Saturday, November 22, 2008

What would you say grief reminded you of?

Grief is such a big experience for most people - what can we say it is like? Here are a few images some people have suggested. They help explain some important things about grief:

Grief is like your fingerprint. Your experience of it will be unique and personal to you. No one’s grief is exactly like yours. You can grieve in ways that suit you and who you are.

Grief is like being hit by big waves. They toss you around, turn your life upside down and dump you on the beach. Just as you try to catch a breath you’re swept up again. You fight to find which way is up. Gradually you realise there are a few more minutes between waves. One day you find yourself sitting on the beach drying out, with the waves some distance away. You’ve forgotten how good the sun feels. Then a random wave hits and you are right back in the rough sea again. Except it’s not quite the same and you find yourself landing higher up on the beach. As time goes by the waves toss you round less and less. Gradually you come to recognise that there’s always the chance of a random wave. But now you know you won’t drown.

Grief is like a river. You’re caught in its current, hit with waves of pain and emotion. Sometimes it becomes quiet and you drift, then you can find yourself crashing against rocks that hurt and whirlpools that confuse and overwhelm you. You feel you have no power to get to the bank but find yourself there sometimes. You can rest a while until you’re swept off once more, towards who knows what?

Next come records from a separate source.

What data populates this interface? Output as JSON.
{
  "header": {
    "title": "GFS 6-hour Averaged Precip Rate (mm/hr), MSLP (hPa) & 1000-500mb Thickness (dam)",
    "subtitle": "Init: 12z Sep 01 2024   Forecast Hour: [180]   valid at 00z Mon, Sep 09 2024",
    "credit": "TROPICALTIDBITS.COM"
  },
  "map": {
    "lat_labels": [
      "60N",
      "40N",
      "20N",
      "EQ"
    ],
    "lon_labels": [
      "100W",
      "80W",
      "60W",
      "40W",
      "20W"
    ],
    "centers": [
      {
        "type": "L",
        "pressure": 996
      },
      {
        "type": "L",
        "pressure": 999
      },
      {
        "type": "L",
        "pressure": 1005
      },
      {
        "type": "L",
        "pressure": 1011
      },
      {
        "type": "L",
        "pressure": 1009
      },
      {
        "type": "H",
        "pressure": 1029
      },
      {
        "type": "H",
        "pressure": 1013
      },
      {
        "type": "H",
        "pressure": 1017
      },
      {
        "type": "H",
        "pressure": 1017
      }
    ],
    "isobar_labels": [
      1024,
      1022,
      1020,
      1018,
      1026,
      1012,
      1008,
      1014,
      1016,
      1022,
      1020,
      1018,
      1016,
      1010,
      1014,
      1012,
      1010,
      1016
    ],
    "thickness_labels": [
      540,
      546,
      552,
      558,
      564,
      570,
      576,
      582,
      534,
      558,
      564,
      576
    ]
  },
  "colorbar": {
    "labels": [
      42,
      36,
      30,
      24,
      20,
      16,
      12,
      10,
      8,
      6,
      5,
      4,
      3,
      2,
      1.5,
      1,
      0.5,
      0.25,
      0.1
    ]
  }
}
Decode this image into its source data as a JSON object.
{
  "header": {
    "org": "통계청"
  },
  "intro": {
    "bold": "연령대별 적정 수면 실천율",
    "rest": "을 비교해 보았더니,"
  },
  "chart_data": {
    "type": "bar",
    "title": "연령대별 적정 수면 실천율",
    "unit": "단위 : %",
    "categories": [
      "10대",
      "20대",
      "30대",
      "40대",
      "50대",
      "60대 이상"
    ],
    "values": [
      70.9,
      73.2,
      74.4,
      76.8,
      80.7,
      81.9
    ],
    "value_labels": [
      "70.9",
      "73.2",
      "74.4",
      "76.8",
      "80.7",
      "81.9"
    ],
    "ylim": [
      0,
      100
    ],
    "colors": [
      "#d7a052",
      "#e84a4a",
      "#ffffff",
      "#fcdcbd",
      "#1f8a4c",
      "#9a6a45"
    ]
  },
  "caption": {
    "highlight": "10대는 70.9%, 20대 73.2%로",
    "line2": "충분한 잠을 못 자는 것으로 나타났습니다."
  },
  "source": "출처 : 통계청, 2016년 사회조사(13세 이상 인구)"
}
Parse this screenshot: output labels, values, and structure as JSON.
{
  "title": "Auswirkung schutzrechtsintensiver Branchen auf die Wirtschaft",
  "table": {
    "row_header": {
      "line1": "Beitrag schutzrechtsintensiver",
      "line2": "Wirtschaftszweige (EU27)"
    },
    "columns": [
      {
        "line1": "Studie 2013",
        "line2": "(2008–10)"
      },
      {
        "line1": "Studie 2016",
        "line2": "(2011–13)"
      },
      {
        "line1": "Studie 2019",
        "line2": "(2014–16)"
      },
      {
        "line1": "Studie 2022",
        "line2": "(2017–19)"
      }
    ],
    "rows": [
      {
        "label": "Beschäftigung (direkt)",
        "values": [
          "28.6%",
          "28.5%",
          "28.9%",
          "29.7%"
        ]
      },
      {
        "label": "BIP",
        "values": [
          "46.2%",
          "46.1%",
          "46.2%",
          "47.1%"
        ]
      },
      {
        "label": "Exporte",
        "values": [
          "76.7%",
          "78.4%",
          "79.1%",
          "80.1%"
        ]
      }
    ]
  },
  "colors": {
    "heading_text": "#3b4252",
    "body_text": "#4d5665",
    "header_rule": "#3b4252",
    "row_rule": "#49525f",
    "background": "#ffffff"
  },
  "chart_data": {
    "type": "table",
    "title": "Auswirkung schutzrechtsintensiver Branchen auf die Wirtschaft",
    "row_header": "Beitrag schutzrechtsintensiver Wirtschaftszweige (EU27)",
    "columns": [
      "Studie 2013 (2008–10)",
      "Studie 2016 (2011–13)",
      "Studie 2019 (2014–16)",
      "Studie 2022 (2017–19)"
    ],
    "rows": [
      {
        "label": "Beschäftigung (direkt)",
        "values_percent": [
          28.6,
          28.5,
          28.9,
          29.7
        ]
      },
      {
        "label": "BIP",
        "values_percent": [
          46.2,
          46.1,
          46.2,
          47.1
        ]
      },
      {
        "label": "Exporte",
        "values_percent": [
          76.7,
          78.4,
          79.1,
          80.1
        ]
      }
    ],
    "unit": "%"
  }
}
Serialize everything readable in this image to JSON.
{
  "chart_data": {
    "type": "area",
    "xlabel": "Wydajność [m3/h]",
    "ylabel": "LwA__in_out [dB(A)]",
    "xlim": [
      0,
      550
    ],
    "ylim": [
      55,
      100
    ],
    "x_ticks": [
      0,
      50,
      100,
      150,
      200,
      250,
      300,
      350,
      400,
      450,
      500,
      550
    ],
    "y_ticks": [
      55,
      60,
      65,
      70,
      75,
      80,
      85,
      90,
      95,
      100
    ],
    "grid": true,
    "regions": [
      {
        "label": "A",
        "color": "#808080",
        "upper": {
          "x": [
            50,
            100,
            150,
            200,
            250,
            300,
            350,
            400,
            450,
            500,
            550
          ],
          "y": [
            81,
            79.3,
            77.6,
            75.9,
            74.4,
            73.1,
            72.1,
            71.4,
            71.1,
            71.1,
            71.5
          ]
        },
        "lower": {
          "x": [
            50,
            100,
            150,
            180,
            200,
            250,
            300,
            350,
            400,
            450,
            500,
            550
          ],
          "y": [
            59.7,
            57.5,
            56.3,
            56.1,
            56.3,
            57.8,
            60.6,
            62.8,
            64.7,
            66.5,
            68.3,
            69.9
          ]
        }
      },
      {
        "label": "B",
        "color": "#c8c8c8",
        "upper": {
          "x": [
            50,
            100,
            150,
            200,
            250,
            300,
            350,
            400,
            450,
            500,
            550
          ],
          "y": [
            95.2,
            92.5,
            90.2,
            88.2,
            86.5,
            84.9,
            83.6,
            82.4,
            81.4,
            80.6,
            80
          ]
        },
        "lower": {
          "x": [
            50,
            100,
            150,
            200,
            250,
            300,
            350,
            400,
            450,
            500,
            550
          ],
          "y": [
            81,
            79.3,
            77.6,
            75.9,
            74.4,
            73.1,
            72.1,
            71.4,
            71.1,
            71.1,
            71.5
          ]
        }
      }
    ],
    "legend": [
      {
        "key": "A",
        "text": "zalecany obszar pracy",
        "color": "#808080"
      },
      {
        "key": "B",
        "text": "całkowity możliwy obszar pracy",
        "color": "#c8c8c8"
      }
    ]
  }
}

Grief is like a cloud. It rarely stays the same shape for long. It’s always on the move and changing shape – sometimes so slowly you hardly notice .Grief is like this. In the big picture our grief can seem like it’s not moving - like it’s always the same. But when we look more closely we can get a glimpse of how it is changing – slowly, in different places, bit by bit. Take a look up at a big cloud and watch a part of it closely. See how it edges this way or that. Sometimes it blocks the sun. Other times it lets sun through…

Grief is like an onion. As I grieve another layer of onion peels back and exposes new parts of myself and my pain. With each new layer there are tears. But also personal insights.

Grief is like a journey. It takes you down a road you haven’t travelled before – though you may have been on similar ones. You’re not sure of your destination and as you go along the road you face ups and downs, straights and corners, surprises and monotony. You become weary but you also - occasionally – get to see some amazing views. It’s great if you can find company, friends to help you carry your baggage sometimes or to chat with or share the scenery as you go. One day you realise just how far you’ve come.

See http://www.skylight.org.nz/media/15119/grief%20is.pdf for some more interesting images that people have suggested, which sum up for them what grief can be like.

Maybe you can post some of your own ideas?

1 comment:

Anonymous said...

I have always thought that grief being like a wave is so apt... waves never stop sweeping onto shore - sometimes bigger, sometimes smaller - yet they never go away.